Por último e especialmente relevante, a doutrina deve se debruçar sobre a garantia e instrumentalização do direito ao fim da vida digno, mesmo porque a operacionalização deste direito é uma das grandes críticas dos que a ele são contrários. Há muito tempo se discute um “direito à morte”, mas estamos longe de uma pacificação doutrinária ou até mesmo de um entendimento dele como um direito fundamental. Contudo, se vemos no horizonte da dignidade a alvorada de um novo direito, é certo que a ele se sobrevirá uma instrumentalização e um sistema de aplicação.

Neste sentido, devemos nos atentar ao direito comparado e iniciar os estudos para entender a melhor forma de efetivar o direito à escolha por um fim de vida digno. Devemos nos espelhar no living will americano? No testamento vital português, ainda por nascer? Na figura do “procurador para cuidados de saúde”? Como vamos, no Brasil, proceder à maior assistência ao fim da vida?
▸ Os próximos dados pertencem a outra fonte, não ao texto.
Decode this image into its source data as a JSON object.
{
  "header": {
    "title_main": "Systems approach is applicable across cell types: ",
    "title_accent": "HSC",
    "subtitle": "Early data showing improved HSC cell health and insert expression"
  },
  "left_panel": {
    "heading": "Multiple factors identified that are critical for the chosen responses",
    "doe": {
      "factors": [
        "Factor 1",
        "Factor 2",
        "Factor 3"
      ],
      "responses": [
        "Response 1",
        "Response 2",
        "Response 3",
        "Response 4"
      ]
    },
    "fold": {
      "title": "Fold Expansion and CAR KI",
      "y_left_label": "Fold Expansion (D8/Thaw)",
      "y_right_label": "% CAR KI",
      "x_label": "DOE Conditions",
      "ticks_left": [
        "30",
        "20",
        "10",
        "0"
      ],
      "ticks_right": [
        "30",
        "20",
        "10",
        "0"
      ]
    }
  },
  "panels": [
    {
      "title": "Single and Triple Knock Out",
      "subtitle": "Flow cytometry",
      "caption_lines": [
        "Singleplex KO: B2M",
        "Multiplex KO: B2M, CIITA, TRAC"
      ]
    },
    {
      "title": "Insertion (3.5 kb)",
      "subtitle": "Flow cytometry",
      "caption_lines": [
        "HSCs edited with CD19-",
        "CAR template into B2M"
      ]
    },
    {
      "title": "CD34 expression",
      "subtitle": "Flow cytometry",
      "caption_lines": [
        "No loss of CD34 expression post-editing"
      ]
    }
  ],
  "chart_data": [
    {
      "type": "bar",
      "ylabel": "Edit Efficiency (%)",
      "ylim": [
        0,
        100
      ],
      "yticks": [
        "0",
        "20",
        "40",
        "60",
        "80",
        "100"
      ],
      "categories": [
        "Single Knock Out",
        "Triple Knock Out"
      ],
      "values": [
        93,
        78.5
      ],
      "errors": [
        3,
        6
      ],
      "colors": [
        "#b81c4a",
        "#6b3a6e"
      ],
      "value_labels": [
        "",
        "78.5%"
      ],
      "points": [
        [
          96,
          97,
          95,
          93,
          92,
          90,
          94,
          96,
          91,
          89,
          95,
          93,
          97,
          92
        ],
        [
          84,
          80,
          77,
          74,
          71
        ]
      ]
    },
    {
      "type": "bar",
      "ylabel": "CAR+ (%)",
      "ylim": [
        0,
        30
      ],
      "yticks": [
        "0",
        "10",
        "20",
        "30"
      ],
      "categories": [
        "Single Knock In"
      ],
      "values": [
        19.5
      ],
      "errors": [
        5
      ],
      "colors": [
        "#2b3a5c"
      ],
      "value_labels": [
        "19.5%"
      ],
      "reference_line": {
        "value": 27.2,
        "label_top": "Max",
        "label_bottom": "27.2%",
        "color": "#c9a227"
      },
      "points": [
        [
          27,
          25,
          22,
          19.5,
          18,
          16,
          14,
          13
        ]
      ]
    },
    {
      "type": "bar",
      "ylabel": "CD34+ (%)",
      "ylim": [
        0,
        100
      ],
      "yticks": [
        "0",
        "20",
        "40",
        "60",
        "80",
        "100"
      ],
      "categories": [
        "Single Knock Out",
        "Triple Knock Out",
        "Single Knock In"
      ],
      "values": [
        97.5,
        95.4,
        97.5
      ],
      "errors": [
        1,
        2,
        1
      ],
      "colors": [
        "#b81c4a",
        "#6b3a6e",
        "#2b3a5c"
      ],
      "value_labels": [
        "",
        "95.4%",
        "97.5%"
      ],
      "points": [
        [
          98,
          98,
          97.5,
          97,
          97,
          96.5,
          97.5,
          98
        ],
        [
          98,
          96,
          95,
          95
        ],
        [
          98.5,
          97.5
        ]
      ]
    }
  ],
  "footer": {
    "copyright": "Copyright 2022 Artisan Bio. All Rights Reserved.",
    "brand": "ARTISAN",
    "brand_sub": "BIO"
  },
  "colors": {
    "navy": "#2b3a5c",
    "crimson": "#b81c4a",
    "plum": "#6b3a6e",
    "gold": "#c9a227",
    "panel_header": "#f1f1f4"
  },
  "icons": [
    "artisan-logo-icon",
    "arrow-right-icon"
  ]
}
Estes questionamentos são tão importantes quanto os que levam à existência do direito material à morte digna, pois as respostas para estas perguntas farão com que este direito não seja uma mera formalidade ou fantasia da doutrina. Se surge um direito à morte (ou direito a um fim da vida digno, como já falamos), surge um dever análogo do Estado de prover os instrumentos necessários e justos para a concretização e efetivação deste direito.